Книги

Чудеса в решете, или Веселые и невеселые побасенки из века минувшего

22
18
20
22
24
26
28
30

Важнее всего, пожалуй, когда и кем оно было цитировано в книге Сорокина — так сказать, антураж…

…Место действия — Россия, отгороженная от всего цивилизованного мира каменной стеной. В стране восстановлены правление, нравы, обычаи времен Ивана Грозного. Даже пишут там на кириллице. Во главе этой России Государь. Карательные органы — опричнина, которой ведает некий Батя, он же самый страшный и растленный из всех опричников.

В тот день опричники зверски убили «могучего князя» (олигарха?)… И, как водится, собираются вечером пировать в узком кругу… Впрочем, они и днем пировали, то есть накачивались каким-то особенно дорогим наркотиком, а теперь в ожидании «кокоши» — кокаиновой оргии и одновременно мужеложеского кругового совокупления — ведут назидательную беседу…

Спрашивают у Бати, кто написал на того «могучего князя» донос?

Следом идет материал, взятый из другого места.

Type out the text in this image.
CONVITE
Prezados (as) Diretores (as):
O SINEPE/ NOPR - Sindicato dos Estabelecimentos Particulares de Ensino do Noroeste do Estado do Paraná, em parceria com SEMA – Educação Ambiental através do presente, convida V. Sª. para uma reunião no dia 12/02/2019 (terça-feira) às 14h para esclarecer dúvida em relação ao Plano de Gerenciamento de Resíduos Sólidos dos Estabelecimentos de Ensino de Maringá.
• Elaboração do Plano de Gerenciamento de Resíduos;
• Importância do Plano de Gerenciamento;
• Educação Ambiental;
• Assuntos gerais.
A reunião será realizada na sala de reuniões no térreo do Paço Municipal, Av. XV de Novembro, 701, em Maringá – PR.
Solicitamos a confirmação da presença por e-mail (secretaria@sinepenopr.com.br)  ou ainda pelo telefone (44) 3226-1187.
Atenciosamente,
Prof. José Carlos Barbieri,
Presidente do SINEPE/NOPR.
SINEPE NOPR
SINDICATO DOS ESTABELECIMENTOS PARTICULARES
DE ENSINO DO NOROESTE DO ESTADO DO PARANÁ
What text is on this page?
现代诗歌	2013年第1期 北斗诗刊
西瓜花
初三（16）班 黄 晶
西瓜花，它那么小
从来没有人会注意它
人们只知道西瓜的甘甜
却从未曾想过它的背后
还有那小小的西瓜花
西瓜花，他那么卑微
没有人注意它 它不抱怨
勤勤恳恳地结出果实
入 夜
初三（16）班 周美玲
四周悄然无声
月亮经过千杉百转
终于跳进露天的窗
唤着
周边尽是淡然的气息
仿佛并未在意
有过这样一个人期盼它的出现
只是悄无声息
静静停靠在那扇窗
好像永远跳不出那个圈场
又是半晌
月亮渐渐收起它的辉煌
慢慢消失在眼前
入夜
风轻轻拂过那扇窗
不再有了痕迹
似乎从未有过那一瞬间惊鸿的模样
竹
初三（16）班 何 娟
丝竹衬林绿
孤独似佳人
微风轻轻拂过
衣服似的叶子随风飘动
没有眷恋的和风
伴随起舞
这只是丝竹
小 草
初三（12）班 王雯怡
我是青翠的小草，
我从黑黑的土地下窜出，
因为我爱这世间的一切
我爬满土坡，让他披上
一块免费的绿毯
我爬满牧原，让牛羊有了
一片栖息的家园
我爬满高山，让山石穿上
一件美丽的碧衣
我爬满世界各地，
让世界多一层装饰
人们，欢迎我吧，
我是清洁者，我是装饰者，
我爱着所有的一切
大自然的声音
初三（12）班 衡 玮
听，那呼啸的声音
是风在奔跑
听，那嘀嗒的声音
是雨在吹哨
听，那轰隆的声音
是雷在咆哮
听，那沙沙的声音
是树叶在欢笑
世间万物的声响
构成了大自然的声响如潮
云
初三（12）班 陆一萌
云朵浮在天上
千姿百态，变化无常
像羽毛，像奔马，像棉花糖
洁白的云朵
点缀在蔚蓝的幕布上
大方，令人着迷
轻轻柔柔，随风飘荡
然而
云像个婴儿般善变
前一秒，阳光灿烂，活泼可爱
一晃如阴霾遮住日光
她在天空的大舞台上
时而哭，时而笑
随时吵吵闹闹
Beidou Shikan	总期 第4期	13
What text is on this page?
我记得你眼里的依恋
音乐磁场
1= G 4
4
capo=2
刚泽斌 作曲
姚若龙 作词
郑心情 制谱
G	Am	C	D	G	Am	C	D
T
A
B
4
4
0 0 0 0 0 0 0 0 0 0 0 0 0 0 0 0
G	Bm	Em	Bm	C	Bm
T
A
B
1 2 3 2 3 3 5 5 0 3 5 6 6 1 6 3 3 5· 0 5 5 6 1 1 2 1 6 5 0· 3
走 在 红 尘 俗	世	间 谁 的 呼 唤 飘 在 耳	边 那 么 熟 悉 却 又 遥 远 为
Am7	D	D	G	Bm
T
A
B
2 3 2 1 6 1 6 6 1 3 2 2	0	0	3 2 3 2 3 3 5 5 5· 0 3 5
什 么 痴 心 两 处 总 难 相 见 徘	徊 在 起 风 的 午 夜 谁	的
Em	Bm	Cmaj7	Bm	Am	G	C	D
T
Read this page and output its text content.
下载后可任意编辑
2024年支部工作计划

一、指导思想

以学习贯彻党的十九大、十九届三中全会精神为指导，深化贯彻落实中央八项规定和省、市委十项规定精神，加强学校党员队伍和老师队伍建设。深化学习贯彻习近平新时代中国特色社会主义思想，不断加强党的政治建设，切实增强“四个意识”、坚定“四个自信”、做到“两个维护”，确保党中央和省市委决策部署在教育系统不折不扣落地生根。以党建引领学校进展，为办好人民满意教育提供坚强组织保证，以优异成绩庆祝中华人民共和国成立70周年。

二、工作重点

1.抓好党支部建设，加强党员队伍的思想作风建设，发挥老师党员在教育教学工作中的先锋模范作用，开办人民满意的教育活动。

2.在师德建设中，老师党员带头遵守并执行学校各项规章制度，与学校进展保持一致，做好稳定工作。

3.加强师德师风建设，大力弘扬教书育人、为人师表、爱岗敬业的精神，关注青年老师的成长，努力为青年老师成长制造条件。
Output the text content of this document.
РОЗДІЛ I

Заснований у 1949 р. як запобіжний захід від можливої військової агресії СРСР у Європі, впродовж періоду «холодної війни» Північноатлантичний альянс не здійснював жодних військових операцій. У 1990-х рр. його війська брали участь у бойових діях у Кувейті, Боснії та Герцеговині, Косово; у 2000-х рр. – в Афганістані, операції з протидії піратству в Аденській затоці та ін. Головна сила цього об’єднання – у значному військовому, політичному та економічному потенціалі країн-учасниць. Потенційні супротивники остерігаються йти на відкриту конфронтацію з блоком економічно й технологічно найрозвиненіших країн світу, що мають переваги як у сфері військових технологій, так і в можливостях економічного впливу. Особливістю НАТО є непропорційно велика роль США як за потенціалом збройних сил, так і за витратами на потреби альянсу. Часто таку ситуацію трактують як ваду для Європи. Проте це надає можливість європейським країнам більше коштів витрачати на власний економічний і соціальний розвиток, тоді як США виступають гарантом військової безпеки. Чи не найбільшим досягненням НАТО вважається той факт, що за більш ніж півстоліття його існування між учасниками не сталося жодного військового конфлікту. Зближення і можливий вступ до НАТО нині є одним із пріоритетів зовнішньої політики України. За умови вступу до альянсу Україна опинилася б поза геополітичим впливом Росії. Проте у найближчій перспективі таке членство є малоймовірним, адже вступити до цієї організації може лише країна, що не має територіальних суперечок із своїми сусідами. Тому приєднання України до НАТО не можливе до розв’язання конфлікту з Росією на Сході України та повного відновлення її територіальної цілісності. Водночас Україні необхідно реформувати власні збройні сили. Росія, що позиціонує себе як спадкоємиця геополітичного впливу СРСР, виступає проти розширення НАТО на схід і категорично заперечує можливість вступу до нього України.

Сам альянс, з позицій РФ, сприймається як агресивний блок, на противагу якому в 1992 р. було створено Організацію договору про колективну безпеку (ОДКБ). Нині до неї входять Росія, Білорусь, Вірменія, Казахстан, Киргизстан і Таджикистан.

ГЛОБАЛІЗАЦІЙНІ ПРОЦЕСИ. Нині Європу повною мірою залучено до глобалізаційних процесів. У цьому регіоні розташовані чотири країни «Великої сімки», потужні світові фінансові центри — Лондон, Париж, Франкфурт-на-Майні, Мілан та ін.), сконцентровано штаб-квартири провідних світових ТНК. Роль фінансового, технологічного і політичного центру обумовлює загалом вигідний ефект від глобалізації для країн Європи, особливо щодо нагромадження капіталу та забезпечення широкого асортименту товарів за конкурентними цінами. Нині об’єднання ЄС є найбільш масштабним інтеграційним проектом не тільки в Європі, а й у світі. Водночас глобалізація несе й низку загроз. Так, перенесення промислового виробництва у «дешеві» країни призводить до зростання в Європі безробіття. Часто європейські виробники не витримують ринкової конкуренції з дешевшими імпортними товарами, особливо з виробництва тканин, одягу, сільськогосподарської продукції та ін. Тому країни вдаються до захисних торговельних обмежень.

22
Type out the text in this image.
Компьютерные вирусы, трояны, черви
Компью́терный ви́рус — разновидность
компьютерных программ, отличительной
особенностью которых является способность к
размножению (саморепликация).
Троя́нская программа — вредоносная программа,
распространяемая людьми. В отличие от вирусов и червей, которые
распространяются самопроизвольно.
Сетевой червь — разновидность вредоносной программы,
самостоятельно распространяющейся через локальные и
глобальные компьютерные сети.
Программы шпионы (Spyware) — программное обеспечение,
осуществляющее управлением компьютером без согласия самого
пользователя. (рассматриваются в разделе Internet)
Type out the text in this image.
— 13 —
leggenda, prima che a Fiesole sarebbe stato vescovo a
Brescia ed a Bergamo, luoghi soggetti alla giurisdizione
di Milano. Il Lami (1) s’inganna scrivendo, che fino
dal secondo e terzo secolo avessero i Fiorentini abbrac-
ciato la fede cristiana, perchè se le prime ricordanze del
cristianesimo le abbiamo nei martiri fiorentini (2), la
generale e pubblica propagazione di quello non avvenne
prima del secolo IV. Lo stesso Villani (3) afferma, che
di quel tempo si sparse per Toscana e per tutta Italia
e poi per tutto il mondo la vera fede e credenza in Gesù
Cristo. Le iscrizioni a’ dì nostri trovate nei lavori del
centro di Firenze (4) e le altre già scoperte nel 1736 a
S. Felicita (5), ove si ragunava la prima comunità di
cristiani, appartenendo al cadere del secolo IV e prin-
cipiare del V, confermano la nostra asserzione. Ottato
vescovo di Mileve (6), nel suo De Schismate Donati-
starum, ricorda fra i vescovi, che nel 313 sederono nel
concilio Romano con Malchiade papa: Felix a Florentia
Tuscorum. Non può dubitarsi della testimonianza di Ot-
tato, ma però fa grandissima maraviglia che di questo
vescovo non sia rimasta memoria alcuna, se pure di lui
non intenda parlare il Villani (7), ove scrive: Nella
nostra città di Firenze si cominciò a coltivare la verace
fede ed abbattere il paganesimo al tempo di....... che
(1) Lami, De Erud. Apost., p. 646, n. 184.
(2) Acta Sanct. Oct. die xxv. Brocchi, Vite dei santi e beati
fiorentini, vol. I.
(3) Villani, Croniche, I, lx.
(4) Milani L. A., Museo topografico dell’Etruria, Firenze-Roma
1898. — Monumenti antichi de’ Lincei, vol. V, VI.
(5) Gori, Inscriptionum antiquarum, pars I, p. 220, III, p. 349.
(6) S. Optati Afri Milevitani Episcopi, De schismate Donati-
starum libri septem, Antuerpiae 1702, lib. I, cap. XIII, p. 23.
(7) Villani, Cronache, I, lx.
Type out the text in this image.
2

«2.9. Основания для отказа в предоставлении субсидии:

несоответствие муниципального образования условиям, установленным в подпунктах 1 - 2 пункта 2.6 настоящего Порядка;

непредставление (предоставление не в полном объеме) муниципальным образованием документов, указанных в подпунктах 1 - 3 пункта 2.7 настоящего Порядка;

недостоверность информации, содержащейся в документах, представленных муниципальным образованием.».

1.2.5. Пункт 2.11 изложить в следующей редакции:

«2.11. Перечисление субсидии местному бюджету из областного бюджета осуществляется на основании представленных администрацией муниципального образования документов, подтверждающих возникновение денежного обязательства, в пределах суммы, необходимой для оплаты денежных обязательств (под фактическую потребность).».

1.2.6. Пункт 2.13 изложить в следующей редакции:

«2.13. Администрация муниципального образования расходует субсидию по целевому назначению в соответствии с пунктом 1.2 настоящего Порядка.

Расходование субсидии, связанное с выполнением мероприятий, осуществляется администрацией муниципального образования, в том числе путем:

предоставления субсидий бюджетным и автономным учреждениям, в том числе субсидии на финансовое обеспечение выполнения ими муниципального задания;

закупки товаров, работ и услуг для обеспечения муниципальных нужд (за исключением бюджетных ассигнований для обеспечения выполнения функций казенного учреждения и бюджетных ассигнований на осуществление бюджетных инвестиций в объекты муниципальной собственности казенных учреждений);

Батя отвечает, что донос написал некий «Филька-рифмоплет», и объясняет, что «Филька — способный парень, будет на нас работать» и что он не только доносы сочиняет, но и славит Государя… После чего решает ознакомить избранных опричников с этим «Филькой».

«Набирает Трофим (слуга. — Л. Ч.) номер, возникает неподалеку заспанная, испуганная рожа в очках:

— Дрыхнешь? — выпивает Батя рюмку.

— Ну что вы, Борис Борисович (Батя. — Л. Ч.).

— А ну, прочти нам посвящение Государю.

Поправляет Филя очки, откашливается, декламирует с выражением» тот самый пастернаковский стих, посвященный Сталину.

* * *

Я, конечно, понимаю, что этот суровый, издевательский приговор Владимир Сорокин вынес не только Пастернаку, но и всем нам, интеллигенции, пережившей cоветскую власть относительно благополучно…

Думаю, он прав — хотя мне и обидно…

И все же я рада, что наступает так называемый «момент истины». Постепенно и неумолимо в моем отечестве перестают лгать, и фальшивить, и искажать прошлое.

Власть штампов

Вот написала я в возрасте 102 лет с гаком, что поэт Борис Пастернак ухитрился прожить сравнительно благополучную жизнь в самую, пожалуй, страшную эпоху в России, в эпоху Сталина. Написала, что Пастернак не гражданский поэт-гуманист, какими были все большие поэты в России начиная с Пушкина, а всего лишь поэт-лирик, воспевавший только себя самого и свои чувства.

Написала все это, а потом случайно заглянула в собственные мемуары «Косой дождь», которые были изданы совсем недавно? и убедилась, что и я, упоминая Пастернака, говорю о нем как о первом поэте эпохи, а о его книге «Доктор Живаго» — как о великом произведении, которое подвергалось травле в Советском Союзе.

Написала, повторяя чужую неправду, чужую легенду.

Но таков был штамп у тогдашней интеллигенции, к которой я и себя причисляю.

Раз роман «Доктор Живаго» издан не в России, а в Италии, а потом получил Нобелевскую премию по литературе, то, стало быть, это великий роман. А раз Пастернака за него прорабатывали в СССР, то, стало быть, Пастернак — великий опальный поэт, поэт страстотерпец… И Пастернака не замай! Не тронь! А что дело происходило уже не при Сталине, а при Хрущеве, первом нашем реформаторе, — какая разница?

Сталин погубил миллион соотечественников, а Хрущев стучал башмаком в здании ООН на Манхэттене. Оба они в глазах Запада — дикари. А с ними вместе и все их подданные на одной шестой части суши…

Но я, дикарь, все же знаю, что между Сталиным и Никитой «две большие разницы», как говорят в Одессе… Две большие разницы, несмотря даже на то, что Хрущев расстрелял в Новочеркасске демонстрацию голодных рабочих.